Dodge sits as another shining example of a company with a history in racing and a ripe disposition for attracting to IndyCar. Ralph Gilles, President of SRT/Dodge, has felt the sting of wasted money after developing a new Gen 6 NASCAR Sprint Cup car only to have Penske bolt to Ford at the eleventh hour and leave the Mopar gang holding the bag and unable to attract a top-tier replacement for the 2013 season.
Since that time, Gilles and SRT have rebounded nicely by debuting their popular Viper in ALMS competition last year with the program expanding to possible customer teams this year. The Mopar group also has sponsorship in place in Rallycross, Supercross, and TORC off-road racing. A return to production-based engines might prove to be the impetus needed to encourage Dodge to put some of that money into the engine manufacturer battles in IndyCar.

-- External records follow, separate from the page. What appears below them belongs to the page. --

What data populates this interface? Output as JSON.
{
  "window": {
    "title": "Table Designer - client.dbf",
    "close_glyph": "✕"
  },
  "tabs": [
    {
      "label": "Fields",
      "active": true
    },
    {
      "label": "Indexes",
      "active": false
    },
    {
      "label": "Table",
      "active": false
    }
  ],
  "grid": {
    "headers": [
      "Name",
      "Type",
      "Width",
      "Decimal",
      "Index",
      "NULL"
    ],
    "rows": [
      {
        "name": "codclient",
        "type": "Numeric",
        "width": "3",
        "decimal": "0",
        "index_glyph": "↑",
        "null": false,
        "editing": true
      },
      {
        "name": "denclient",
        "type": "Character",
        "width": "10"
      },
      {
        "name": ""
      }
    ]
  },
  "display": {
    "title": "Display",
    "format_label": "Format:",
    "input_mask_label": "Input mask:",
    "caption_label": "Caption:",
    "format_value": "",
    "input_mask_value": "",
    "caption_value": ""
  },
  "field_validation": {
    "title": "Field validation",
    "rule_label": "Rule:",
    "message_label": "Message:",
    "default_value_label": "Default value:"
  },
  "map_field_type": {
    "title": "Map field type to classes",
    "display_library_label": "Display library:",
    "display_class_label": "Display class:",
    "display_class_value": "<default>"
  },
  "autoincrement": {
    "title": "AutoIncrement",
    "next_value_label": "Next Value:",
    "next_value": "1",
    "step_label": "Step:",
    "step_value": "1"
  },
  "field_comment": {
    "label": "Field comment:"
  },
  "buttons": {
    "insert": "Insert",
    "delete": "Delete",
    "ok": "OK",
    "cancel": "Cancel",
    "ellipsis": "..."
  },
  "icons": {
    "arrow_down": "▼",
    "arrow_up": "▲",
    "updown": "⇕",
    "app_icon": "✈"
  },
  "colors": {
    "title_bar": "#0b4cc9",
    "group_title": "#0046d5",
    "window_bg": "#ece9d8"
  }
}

The current formula has without doubt been a step in the right direction. It helped save a sinking ship from imminent doom — the driving is up to the drivers again, and competition is markedly better. But to truly secure the future of IndyCar and get this ship to shore, Mark Miles and company need to boldly plot a new course for this series and announce it to the world.
Shelve the aero kit debate for now. Lay out a timeline for a transition to a new, production-based engine formula for, say, 2015. This gives current manufacturers and team owners plenty of lead time to make necessary changes and gives new manufacturers the time needed to ramp up a new open-wheel program. It will also give Dallara time to adapt the DW12 to the idiosyncrasies of stressed versus non-stressed chassis design.
But should this plan be implemented, IndyCar must be sure not to leave any wiggle room, because many well-meaning owners can’t see the forest for the trees when it comes to change.
IndyCar needs to become relevant to manufacturers again to have a hope of attracting them, and the cars and engines need to be opened up to allow real competition and innovation to return to the Speedway. Make IndyCar a showplace for relevant new technology, and chart a bold and innovative course for the future. It’s the only way to right the ship and regain fans.